Felizmente, esse amadorismo passou bem longe de O Menino e os Sortilégios, a breve (será que não dava para ter feito um programa duplo com L'Heure Espagnole?)  ópera infantil de Ravel com a qual o maestro Jamil Maluf marcou a participação da sua Orquestra Experimental de Repertório na temporada 2011 no Municipal.

A ópera pode ser para crianças, mas a realização foi de gente grande. Em um certo sentido, Maluf reciclou a fórmula que tão bons resultados já havia dado na inesquecível encenação de João e Maria, de Humperdinck, um dos melhores títulos da história recente do Municipal: uma ópera infantil, traduzida ao português para aumentar a comunicação com as crianças da plateia, com os encantadores recursos de teatro negro da Imago Cia de Animação e tendo como protagonista aquela que possivelmente é a melhor cantora lírica radicada no Brasil, a mezzo-soprano Denise de Freitas.

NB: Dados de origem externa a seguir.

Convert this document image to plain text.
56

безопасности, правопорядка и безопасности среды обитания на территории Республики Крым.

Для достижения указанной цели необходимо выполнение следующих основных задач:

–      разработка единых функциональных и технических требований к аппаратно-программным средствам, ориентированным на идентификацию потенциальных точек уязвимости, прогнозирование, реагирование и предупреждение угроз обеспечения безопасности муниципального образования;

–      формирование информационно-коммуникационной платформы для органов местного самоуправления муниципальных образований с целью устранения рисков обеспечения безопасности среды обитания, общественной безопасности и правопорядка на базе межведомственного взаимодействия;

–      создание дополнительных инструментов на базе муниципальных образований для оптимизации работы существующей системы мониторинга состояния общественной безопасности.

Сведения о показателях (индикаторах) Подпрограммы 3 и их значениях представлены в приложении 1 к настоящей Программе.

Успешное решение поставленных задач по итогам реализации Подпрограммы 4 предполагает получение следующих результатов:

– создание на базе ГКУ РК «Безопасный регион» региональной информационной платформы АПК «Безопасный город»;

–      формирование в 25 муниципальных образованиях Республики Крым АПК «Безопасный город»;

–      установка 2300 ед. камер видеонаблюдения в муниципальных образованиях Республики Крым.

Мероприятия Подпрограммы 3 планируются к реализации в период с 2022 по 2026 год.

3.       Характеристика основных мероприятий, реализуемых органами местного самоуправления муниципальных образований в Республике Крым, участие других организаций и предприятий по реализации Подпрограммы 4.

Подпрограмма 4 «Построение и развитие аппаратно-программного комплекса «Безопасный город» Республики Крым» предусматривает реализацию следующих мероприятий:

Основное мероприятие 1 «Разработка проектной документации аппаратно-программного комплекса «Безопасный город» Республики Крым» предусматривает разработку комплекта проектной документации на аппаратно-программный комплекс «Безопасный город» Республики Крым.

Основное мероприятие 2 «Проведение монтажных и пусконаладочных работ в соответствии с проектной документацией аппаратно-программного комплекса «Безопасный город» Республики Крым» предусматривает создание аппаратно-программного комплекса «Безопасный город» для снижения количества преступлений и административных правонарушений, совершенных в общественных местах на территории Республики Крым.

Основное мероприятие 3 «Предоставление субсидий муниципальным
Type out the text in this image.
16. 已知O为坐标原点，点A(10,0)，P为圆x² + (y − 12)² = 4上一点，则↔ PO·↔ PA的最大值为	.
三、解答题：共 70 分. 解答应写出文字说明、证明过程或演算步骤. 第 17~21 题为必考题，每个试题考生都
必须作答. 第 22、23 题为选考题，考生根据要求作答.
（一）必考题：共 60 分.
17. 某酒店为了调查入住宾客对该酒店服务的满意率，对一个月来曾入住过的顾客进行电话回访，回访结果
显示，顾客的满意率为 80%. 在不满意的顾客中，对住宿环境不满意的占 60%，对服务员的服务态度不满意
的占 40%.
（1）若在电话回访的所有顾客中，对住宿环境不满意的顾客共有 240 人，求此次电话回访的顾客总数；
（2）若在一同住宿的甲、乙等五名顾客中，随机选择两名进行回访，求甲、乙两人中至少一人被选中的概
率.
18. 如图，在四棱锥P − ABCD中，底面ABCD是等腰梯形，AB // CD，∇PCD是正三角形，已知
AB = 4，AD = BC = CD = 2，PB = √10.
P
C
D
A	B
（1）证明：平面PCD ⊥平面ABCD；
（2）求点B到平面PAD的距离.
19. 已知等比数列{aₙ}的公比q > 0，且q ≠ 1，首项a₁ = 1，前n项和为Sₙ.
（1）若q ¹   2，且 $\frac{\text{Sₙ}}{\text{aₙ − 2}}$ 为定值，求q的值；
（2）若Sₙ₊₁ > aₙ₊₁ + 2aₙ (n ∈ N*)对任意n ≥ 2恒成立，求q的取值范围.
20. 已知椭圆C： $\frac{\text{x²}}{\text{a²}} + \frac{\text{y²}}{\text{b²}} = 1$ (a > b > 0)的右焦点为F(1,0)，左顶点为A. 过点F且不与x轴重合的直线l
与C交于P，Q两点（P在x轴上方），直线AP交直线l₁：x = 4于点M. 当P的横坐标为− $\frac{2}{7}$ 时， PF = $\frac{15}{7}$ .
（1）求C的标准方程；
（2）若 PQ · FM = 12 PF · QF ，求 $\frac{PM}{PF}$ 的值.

Em torno do talento e do carisma de Denise, girou um elenco equilibrado, cheio de papéis pequenos, dentre os quais talvez valha destacar as coloraturas da soprano Caroline de Comi como o Fogo e o talento histriônico do tenor Paulo Queiroz, que está se tornando um mestre em comprimários, ao lado de nomes mais badalados como Luciana Bueno, Luisa Francesconi e Gabriella Pace.

A direção meticulosa de Livia Sabag soube evocar um universo infantil mágico e de bom gosto, enquanto no fosso de orquestra Jamil Maluf realizou uma leitura fluente e rica em matizes, extraindo da Orquestra Experimental de Repertório o colorido sutil e as diferenças de ambiente que marcam cada uma das pequenas cenas da criação de Ravel. Maluf até providenciou um luthéal, o piano preparado especial que o compositor francês previu para a partitura, e que foi manejado com destreza e refinamento por Érika Ribeiro. A versão em português até que funcionou, embora, por questões de prosódia, por vezes se empregasse a ordem inversa e algumas construções verbais que podiam ser algo complexas para o público infantil.

No fim, fiquei com aquele gostinho de quero mais, e arrependido por não ter levado ao Municipal Helena, minha sobrinha de dois anos que é fã da Flauta mágica. Resta-me agora torcer para que os Sortilégios tenham a mesma sorte de João e Maria, e mereçam reprises que permitam que essa obra-prima do século XX seja apreciada por um número maior de crianças de todas as idades.





Irineu Franco Perpetuo - é jornalista, colaborador do jornal Folha de S. Paulo e correspondente no Brasil da revista Ópera Actual (Barcelona).